Le rendement du bon du Trésor américain à 30 ans a touché 5,19 % cette semaine, son niveau le plus élevé depuis 2007. Le 10 ans atteint 4,67 %, record depuis plus d’un an. Depuis l’ouverture du conflit américano-iranien, le marché obligataire n’a pas retrouvé d’équilibre stable : le 10 ans évoluait alors sous les 4 %, soit un bond de près de 70 points de base en l’espace de moins de trois mois. La corrélation entre taux longs et actifs risqués joue à plein : bitcoin, ether et actions de croissance encaissent la pression.
Pourquoi les taux longs montent-ils si vite ?
Les craintes d’inflation persistantes liées au conflit avec l’Iran alimentent la hausse, auxquelles s’ajoutent les inquiétudes sur la soutenabilité des finances publiques américaines. Les minutes du dernier comité de politique monétaire de la Fed montrent qu’une majorité de responsables estiment que des hausses de taux supplémentaires pourraient être justifiées si l’inflation reste au-dessus de la cible de 2 %.

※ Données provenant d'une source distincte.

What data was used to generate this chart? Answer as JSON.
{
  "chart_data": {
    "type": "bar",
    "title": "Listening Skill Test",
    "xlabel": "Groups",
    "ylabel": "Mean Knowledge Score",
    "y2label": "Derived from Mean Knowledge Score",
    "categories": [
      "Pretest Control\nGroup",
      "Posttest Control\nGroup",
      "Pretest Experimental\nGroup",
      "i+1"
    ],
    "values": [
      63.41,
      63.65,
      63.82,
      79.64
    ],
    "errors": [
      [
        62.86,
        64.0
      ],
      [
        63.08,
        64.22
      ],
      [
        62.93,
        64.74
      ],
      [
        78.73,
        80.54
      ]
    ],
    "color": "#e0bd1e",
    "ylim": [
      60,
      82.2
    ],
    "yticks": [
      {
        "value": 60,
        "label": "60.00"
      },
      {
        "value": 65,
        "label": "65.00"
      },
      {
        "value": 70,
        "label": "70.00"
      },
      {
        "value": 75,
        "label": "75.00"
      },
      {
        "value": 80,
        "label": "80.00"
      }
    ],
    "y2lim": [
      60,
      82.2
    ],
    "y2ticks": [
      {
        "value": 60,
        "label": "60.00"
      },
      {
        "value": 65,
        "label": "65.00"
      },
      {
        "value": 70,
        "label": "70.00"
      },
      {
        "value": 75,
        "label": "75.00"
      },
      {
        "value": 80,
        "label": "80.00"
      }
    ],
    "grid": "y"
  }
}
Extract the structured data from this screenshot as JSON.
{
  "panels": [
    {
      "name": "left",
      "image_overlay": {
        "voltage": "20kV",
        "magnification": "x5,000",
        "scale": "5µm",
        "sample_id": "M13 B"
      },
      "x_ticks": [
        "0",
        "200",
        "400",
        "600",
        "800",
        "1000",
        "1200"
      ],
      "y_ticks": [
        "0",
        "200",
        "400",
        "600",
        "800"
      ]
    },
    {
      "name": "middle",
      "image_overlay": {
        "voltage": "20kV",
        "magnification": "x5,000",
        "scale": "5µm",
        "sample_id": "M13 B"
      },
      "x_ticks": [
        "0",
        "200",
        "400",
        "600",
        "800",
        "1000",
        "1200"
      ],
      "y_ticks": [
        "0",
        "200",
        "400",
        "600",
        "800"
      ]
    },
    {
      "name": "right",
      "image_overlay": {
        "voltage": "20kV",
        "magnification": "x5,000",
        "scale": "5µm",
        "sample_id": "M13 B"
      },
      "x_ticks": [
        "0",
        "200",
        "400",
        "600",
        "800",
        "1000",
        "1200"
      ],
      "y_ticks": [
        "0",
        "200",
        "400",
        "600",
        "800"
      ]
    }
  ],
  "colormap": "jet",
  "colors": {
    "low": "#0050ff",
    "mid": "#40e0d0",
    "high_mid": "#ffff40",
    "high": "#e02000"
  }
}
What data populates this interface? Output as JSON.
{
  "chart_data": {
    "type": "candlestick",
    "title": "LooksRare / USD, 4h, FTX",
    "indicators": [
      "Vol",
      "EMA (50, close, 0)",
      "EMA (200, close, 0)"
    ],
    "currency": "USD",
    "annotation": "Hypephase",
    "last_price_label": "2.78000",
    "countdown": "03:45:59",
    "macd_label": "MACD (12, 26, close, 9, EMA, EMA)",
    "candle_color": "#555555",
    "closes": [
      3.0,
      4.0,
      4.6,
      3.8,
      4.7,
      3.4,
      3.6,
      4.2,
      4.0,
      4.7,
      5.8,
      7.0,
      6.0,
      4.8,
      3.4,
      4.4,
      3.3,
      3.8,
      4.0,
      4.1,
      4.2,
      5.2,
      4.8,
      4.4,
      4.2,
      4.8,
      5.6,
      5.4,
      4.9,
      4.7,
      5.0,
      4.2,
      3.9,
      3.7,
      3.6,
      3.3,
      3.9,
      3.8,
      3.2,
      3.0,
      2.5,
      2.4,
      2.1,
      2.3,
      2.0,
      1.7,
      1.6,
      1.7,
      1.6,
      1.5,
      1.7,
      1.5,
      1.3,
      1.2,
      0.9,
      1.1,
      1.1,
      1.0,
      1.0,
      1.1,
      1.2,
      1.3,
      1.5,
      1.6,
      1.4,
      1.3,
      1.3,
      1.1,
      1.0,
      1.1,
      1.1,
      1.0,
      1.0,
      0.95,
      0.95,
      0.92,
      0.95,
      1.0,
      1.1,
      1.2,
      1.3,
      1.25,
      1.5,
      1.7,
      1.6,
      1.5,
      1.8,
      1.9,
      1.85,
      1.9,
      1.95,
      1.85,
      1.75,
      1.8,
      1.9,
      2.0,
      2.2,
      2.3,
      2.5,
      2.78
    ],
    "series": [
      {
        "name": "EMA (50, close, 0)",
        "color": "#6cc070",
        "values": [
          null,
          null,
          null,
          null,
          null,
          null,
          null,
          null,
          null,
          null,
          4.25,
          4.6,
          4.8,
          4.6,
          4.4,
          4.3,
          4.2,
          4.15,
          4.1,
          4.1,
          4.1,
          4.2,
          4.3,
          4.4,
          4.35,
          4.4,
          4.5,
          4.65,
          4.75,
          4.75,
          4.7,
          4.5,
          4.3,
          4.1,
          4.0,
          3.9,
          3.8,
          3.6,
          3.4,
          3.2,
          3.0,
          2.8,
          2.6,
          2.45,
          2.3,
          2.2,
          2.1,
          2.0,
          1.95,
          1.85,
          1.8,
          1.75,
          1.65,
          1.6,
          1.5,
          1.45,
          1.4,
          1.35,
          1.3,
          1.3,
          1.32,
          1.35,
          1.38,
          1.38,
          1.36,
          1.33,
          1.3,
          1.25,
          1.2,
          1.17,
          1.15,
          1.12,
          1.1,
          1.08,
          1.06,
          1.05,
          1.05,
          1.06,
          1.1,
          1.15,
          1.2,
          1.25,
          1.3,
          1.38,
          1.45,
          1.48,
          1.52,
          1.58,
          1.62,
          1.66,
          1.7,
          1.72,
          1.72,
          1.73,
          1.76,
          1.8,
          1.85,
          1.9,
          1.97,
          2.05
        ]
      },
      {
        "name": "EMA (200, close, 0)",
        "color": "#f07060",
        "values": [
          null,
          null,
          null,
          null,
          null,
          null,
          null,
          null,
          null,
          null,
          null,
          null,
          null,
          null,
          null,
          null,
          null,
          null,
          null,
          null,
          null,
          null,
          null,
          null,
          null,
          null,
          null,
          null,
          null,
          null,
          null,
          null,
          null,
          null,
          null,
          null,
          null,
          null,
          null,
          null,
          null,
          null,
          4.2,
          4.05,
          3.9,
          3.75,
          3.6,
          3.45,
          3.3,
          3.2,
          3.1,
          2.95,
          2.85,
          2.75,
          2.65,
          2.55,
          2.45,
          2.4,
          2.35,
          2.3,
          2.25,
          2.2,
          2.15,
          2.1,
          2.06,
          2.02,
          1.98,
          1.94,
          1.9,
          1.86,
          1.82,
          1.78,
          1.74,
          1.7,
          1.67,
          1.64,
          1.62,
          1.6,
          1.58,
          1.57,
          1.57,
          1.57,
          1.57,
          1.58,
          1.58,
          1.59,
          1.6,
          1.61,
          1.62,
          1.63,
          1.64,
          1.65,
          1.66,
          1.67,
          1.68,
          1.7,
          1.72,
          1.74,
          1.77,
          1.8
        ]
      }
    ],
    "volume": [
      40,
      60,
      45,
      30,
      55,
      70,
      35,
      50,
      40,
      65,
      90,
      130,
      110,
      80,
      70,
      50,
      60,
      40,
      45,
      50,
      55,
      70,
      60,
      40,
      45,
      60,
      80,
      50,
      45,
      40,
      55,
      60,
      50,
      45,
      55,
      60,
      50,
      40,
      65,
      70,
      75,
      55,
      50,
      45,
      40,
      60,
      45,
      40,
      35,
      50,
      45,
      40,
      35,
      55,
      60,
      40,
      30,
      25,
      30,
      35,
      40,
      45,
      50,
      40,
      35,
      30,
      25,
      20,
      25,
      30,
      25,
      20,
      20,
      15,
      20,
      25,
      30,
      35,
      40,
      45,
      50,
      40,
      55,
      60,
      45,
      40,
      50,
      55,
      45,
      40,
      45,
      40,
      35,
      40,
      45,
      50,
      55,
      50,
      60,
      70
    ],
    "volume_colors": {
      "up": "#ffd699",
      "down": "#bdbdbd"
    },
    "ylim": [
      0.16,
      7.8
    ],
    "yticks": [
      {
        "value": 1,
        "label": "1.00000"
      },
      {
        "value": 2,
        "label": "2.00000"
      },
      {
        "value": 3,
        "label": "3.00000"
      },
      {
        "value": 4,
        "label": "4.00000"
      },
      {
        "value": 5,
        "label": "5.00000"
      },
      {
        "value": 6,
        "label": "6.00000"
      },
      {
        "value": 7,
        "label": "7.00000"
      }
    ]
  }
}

La préoccupation principale des acteurs du marché n’est pas tant le niveau absolu atteint que la rapidité de la montée, notamment sur la partie longue de la courbe où les obligations à 10 et 30 ans reflètent les anticipations d’inflation et la crédibilité budgétaire américaine. Pas de « ligne rouge » identifiée, mais la vitesse d’exécution inquiète.
Le phénomène dépasse les frontières américaines : le rendement du Gilt britannique à 30 ans a atteint son plus haut depuis 1998, et l’obligation japonaise à 30 ans un record historique absolu.
Quel impact sur le bitcoin et les cryptos ?
Les actifs risqués sont touchés directement : le bitcoin a reculé à environ 76 800 dollars, son plus bas en 17 jours, tandis que l’ether a chuté à 2 114 dollars, niveau le plus bas depuis plus d’un mois. Les ETF bitcoin spot n’y échappent pas non plus : les fonds IBIT et BITO ont tous deux reculé de 3 % sur la même séance.
La logique est mécanique. Des obligations d’État qui rapportent plus de 5 % sans risque de crédit réduisent l’attrait relatif du bitcoin et des altcoins, qui n’offrent ni coupon ni rendement garanti. Dans ce type d’environnement, les investisseurs en altcoins se tournent généralement vers les stablecoins ou les actifs de premier ordre comme le bitcoin. La semaine écoulée l’illustre : gaming, layer 2 et memecoins ont affiché des baisses allant de -16 % à -19 %.
La corrélation bitcoin/macro reste un sujet ouvert. Historiquement, des périodes de taux élevés ont parfois précédé des capitulations courtes suivies de rebonds. Mais à court terme, tant que le 10 ans ne reflue pas sous 4,5 %, le vent reste contraire pour les actifs à risque.
Lecture CryptoActu La hausse des taux longs américains constitue aujourd’hui le principal facteur macro baissier pour les cryptomonnaies. Ce n’est pas un choc isolé : obligations japonaises et britanniques montent en parallèle, signalant un repricing global du risque souverain. Surveiller le prochain rapport PCE américain et les minutes Fed de juin : tout signal de désinflation pourrait inverser rapidement la pression sur le bitcoin.
À retenir
Les taux à 30 ans américains dépassent 5 % pour la première fois depuis 2007, et le 10 ans flirte avec 4,67 %. La pression baissière sur les cryptos est mécanique et directe. À surveiller : les données d’inflation PCE et la prochaine réunion de la Fed pour un signal d’inflexion.